Em alguns casos, o controle da “população organizacional” e da sua “saúde” é tão intenso que algumas empresas chegaram a adotar um programa para monitoramento de álcool e drogas dentro de suas unidades, que inclui “testes anti-dopping” em seus funcionários, ou seja, uma vez por semana, são escolhidos, de forma aleatória, alguns profissionais de diversas áreas – esta amostra tem de ser representativa do “todo organizacional” – que deverão se submeter a um exame de urina para constatar a presença ou não de álcool ou alguma substância química proibida em seu organismo. A gestão do corpo organizacional parece mesmo não ter limites...
Garantir a saúde e a longevidade da população na corporação é assegurar também menores gastos com tratamentos, menos tempo de afastamento do trabalho, ou seja, mais tempo dos profissionais dedicados para a operação do dia-a-dia, e, em casos extremos, menor custo com a reposição dos profissionais.

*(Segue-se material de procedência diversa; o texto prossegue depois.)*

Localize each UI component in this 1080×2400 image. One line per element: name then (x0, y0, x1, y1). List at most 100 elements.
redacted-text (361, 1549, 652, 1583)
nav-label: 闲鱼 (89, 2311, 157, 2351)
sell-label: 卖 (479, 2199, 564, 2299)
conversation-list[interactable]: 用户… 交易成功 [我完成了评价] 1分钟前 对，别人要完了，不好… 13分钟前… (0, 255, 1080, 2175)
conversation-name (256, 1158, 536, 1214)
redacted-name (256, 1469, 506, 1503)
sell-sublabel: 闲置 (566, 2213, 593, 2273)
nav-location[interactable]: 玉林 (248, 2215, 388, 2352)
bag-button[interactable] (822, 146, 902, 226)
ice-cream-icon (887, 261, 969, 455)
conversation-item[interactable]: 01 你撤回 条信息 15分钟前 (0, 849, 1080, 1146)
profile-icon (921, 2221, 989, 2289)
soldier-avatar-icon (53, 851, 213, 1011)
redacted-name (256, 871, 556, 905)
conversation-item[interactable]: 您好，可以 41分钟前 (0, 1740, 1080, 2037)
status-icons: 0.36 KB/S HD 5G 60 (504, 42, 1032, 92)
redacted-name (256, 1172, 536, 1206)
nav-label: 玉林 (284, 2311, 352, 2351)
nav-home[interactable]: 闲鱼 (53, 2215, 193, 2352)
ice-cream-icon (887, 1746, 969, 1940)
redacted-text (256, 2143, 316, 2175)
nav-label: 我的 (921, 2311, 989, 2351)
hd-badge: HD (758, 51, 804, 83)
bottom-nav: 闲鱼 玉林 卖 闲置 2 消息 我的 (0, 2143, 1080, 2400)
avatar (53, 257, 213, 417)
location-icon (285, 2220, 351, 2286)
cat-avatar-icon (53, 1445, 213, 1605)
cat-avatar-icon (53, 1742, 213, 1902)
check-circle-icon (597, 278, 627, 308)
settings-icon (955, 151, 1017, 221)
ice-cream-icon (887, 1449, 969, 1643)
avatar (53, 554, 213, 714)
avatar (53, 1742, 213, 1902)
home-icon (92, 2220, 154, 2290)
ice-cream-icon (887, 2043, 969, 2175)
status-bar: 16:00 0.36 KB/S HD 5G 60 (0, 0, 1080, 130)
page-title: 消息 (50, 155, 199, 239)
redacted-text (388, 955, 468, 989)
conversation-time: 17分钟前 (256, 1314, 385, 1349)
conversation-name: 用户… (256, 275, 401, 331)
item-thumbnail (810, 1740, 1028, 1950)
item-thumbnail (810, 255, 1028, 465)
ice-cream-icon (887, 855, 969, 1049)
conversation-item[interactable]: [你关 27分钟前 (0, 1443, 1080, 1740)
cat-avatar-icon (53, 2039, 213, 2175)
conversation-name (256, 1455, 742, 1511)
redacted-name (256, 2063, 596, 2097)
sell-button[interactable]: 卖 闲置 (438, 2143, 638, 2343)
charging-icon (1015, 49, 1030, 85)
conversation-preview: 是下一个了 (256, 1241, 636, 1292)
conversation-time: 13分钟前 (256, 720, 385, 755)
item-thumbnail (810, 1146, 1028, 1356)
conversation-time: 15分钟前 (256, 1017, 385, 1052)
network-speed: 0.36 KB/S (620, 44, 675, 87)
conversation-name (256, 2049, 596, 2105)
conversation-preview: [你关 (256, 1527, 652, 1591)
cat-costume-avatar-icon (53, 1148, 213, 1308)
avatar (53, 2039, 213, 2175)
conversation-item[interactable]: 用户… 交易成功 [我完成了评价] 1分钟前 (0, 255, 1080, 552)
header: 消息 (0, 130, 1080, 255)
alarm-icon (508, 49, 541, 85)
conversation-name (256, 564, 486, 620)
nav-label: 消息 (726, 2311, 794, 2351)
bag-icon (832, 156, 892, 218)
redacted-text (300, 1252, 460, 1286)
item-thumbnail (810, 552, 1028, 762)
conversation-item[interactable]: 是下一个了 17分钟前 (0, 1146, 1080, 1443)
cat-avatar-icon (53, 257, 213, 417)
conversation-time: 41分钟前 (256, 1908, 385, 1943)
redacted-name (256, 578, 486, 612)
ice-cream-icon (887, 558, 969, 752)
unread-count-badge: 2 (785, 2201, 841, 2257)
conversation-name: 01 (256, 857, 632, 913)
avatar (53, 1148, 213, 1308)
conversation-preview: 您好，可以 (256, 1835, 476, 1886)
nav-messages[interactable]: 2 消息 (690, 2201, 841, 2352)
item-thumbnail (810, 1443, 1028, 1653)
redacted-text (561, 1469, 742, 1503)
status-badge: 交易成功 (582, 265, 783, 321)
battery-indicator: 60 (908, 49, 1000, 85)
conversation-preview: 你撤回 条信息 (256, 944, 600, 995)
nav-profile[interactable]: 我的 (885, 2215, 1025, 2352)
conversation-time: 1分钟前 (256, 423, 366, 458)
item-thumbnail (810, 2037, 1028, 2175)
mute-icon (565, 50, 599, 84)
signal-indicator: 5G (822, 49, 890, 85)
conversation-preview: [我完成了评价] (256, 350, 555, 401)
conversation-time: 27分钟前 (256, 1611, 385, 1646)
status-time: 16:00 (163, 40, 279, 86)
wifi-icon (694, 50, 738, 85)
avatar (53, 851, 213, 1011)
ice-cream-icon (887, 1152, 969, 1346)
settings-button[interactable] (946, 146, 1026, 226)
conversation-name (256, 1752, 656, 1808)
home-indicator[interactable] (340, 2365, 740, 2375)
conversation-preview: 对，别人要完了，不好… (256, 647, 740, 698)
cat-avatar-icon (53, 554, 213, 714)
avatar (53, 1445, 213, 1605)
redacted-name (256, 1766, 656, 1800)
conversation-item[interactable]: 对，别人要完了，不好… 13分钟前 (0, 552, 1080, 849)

Como se pode perceber não é à-toa que as organizações atuais venham investindo tão fortemente em sistemas de gestão, que possam monitorar, de forma contínua e em tempo real, todos os processos organizacionais. E da mesma forma que o avanço tecnológico permitiu a ampliação dos mecanismos de controle disciplinares, ele também possibilitou às organizações maior controle sobre suas populações. Nunca se fez tamanho uso de processos estatísticos e matemáticos para determinação de padrões e modelos de comportamento. Para se estabelecer a oferta de seguros de saúde e de previdência privada, para se definir o número e as regras dos programas voltados para a qualidade de vida. Qualidade de vida que garante a saúde e a longevidade da “população organizacional”. Porém, não se trata de cuidar do indivíduo como uma mãe cuida de um filho, mas de garantir a maximização da “vida profissional daquela organização”, isto é, da vida daquela “população organizacional”.

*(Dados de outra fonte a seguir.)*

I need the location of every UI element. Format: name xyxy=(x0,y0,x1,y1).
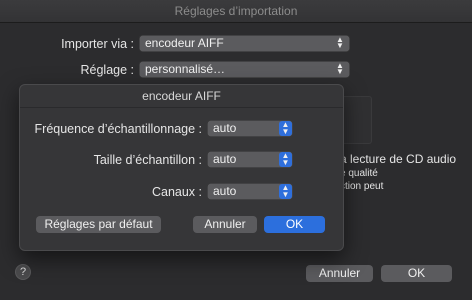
import-via-popup[interactable]: encodeur AIFF ▲ ▼ xyxy=(139,35,350,52)
sample-size-value: auto xyxy=(213,152,237,166)
cancel-button[interactable]: Annuler xyxy=(306,265,373,282)
sheet-ok-button[interactable]: OK xyxy=(264,216,325,233)
setting-label: Réglage : xyxy=(80,63,134,77)
help-button[interactable]: ? xyxy=(15,264,31,280)
aiff-encoder-sheet: encodeur AIFF Fréquence d’échantillonnag… xyxy=(19,84,344,251)
channels-label: Canaux : xyxy=(151,185,202,199)
chevron-up-down-icon: ▲ ▼ xyxy=(336,61,344,76)
setting-value: personnalisé… xyxy=(145,62,226,76)
sample-size-label: Taille d’échantillon : xyxy=(93,153,202,167)
sample-rate-label: Fréquence d’échantillonnage : xyxy=(34,122,202,136)
channels-popup[interactable]: auto ▲ ▼ xyxy=(207,183,293,200)
sample-rate-popup[interactable]: auto ▲ ▼ xyxy=(207,120,293,137)
import-via-value: encodeur AIFF xyxy=(145,36,224,50)
background-panel xyxy=(340,96,372,144)
quality-text: e qualité xyxy=(340,168,378,179)
sheet-title: encodeur AIFF xyxy=(20,85,343,108)
sample-size-popup[interactable]: auto ▲ ▼ xyxy=(207,151,293,168)
correction-text: ction peut xyxy=(340,181,384,192)
cd-audio-text: a lecture de CD audio xyxy=(340,152,457,166)
chevron-up-down-icon: ▲ ▼ xyxy=(279,121,292,136)
sheet-cancel-button[interactable]: Annuler xyxy=(193,216,257,233)
window-title: Réglages d’importation xyxy=(0,0,472,23)
setting-popup[interactable]: personnalisé… ▲ ▼ xyxy=(139,61,350,78)
chevron-up-down-icon: ▲ ▼ xyxy=(279,152,292,167)
defaults-button[interactable]: Réglages par défaut xyxy=(36,216,161,233)
chevron-up-down-icon: ▲ ▼ xyxy=(336,35,344,50)
chevron-up-down-icon: ▲ ▼ xyxy=(279,184,292,199)
sample-rate-value: auto xyxy=(213,121,237,135)
channels-value: auto xyxy=(213,184,237,198)
import-via-label: Importer via : xyxy=(61,37,134,51)
ok-button[interactable]: OK xyxy=(381,265,452,282)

Novamente, ficam algumas perguntas: se a organização empresarial é um lugar em que as relações de poder se manifestam como majoração da vida, como se dá a morte nas organizações
empresariais? Como, em um sistema fundamentado em mecanismos de controle que buscam a conservação e a maximização da vida – a vida da “população organizacional” – pode ocorrer a morte? O que seria, ainda, a “morte organizacional”?